Director of research at Global X ETFs, Pedro Palandrani said, all of these factors could help put Netflix (NASDAQ:NFLX) back on a lasting multiyear growth trajectory and there is a strong likelihood that investors will reward that with a higher multiple. 

Investors must endure a few more turbulent days: Even with the enormous success of the fourth season of the sci-fi thriller “Stranger Things,” the company, which has far more than 200 million subscribers, expects to have lost 2 million customers during the second quarter. The company will release its second-quarter results Tuesday after the market closes, and it has already stated that it expects to have lost about 2 million customers during the period. 

The stock price already reflects a significant amount of negative news, but a better-than-expected quarter could spark a rally: This is Netflix’s lowest valuation since early 2013 and significantly below its 10-year average of 5.4 times. The Nasdaq 100 Index, in comparison, is valued at 3.6 times forward sales.

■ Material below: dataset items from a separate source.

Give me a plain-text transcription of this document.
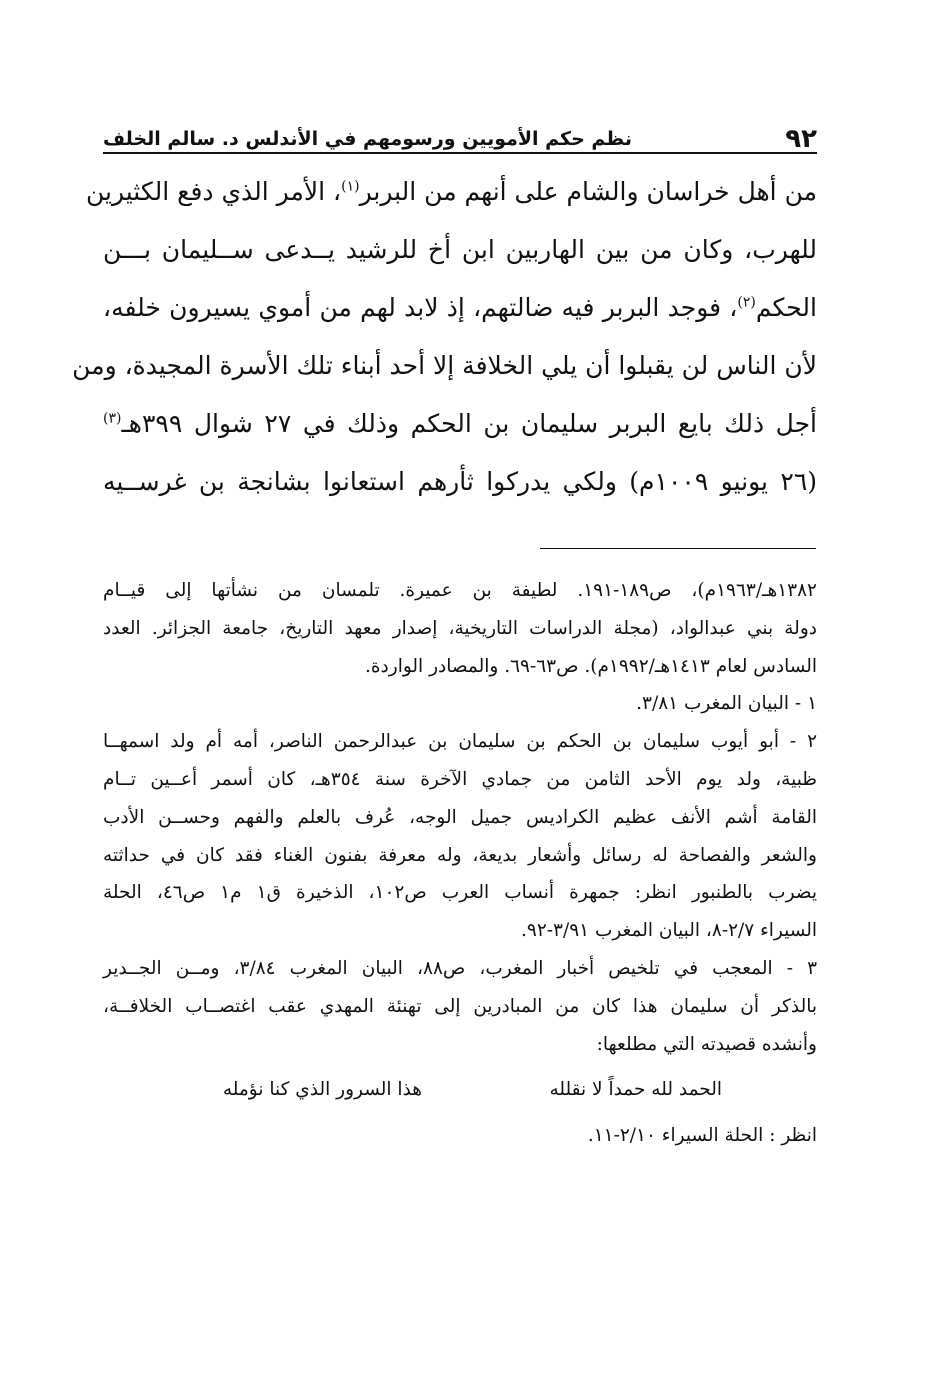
٩٢
نظم حكم الأمويين ورسومهم في الأندلس د. سالم الخلف
من أهل خراسان والشام على أنهم من البربر$^{(١)}$، الأمر الذي دفع الكثيرين
للهرب، وكان من بين الهاربين ابن أخ للرشيد يــدعى ســليمان بـــن
الحكم$^{(٢)}$، فوجد البربر فيه ضالتهم، إذ لابد لهم من أموي يسيرون خلفه،
لأن الناس لن يقبلوا أن يلي الخلافة إلا أحد أبناء تلك الأسرة المجيدة، ومن
أجل ذلك بايع البربر سليمان بن الحكم وذلك في ٢٧ شوال ٣٩٩هـ$^{(٣)}$
(٢٦ يونيو ١٠٠٩م) ولكي يدركوا ثأرهم استعانوا بشانجة بن غرســيه
١٣٨٢هـ/١٩٦٣م)، ص١٨٩-١٩١. لطيفة بن عميرة. تلمسان من نشأتها إلى قيــام
دولة بني عبدالواد، (مجلة الدراسات التاريخية، إصدار معهد التاريخ، جامعة الجزائر. العدد
السادس لعام ١٤١٣هـ/١٩٩٢م). ص٦٣-٦٩. والمصادر الواردة.
١ - البيان المغرب ٣/٨١.
٢ - أبو أيوب سليمان بن الحكم بن سليمان بن عبدالرحمن الناصر، أمه أم ولد اسمهــا
ظبية، ولد يوم الأحد الثامن من جمادي الآخرة سنة ٣٥٤هـ، كان أسمر أعــين تــام
القامة أشم الأنف عظيم الكراديس جميل الوجه، عُرف بالعلم والفهم وحســن الأدب
والشعر والفصاحة له رسائل وأشعار بديعة، وله معرفة بفنون الغناء فقد كان في حداثته
يضرب بالطنبور انظر: جمهرة أنساب العرب ص١٠٢، الذخيرة ق١ م١ ص٤٦، الحلة
السيراء ٢/٧-٨، البيان المغرب ٣/٩١-٩٢.
٣ - المعجب في تلخيص أخبار المغرب، ص٨٨، البيان المغرب ٣/٨٤، ومــن الجــدير
بالذكر أن سليمان هذا كان من المبادرين إلى تهنئة المهدي عقب اغتصــاب الخلافــة،
وأنشده قصيدته التي مطلعها:
الحمد لله حمداً لا نقلله
هذا السرور الذي كنا نؤمله
انظر : الحلة السيراء ٢/١٠-١١.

Netflix (NASDAQ:NFLX) plans to launch its ad-supported tier at the end of the year, after ignoring the concept for years. Netflix (NASDAQ:NFLX) mentioned that ads are coming and will be powered by Microsoft technology. The company stunned the industry by selecting Microsoft Corp. as its technology and sales partner for the ad-supported service last week. In recent months, it was rumored that Netflix (NASDAQ:NFLX) would add commercials to its streaming service and allow users to pay less if they are willing to watch them. 

In recent weeks, it has confirmed its intention to implement the modification. Netflix (NASDAQ:NFLX) has never featured advertisements, unlike traditional TV services. However, the company’s strategy shifted as its revenue began to decline and its subscribers left. Since the announcement, the stock has increased by 9.4%.

Geetha Ranganathan, a Bloomberg Intelligence analyst, estimates that the company may be able to increase quarterly revenue in the United States and Canada by $750 million. She stated that overseas is the bigger opportunity and Netflix’s scale may make it a major global ad player. In the meantime, Palandrani estimates that the advertisements can generate between $500 million and $625 million in quarterly revenue, whereas Piper Sandler’s Tom Champion is more optimistic, estimating a quarterly revenue opportunity of approximately $1.4 billion.

Netflix’s share price has declined by 68% this year, the largest decline both in S&P 500 and Nasdaq 100 indices by wide margins, repeatedly deceiving optimists who believed a turnaround was imminent. The company faces intensifying competition, customers whose finances are being squeezed by rising inflation, the possibility of a global recession, and the end of the streaming boom fueled by a pandemic. 

Rivals Walt Disney Co. (NYSE:DIS), Paramount Global (NASDAQ:PARA), and Warner Bros. Discovery Inc. (NASDAQ:WBD) have also been affected, losing at least a quarter of their market value in the last three months. However, newer entrants have priced their subscription fees significantly below Netflix’s in order to attract users, indicating that Netflix (NASDAQ:NFLX) could win some customers with a lower-priced, ad-supported service. Palandrani said that Disney+ (NYSE:DIS) is clear evidence of how effective subsidized plans can be in spurring growth. He added that Netflix (NASDAQ:NFLX) could end up doubling its total subscriber base in 2-3 years.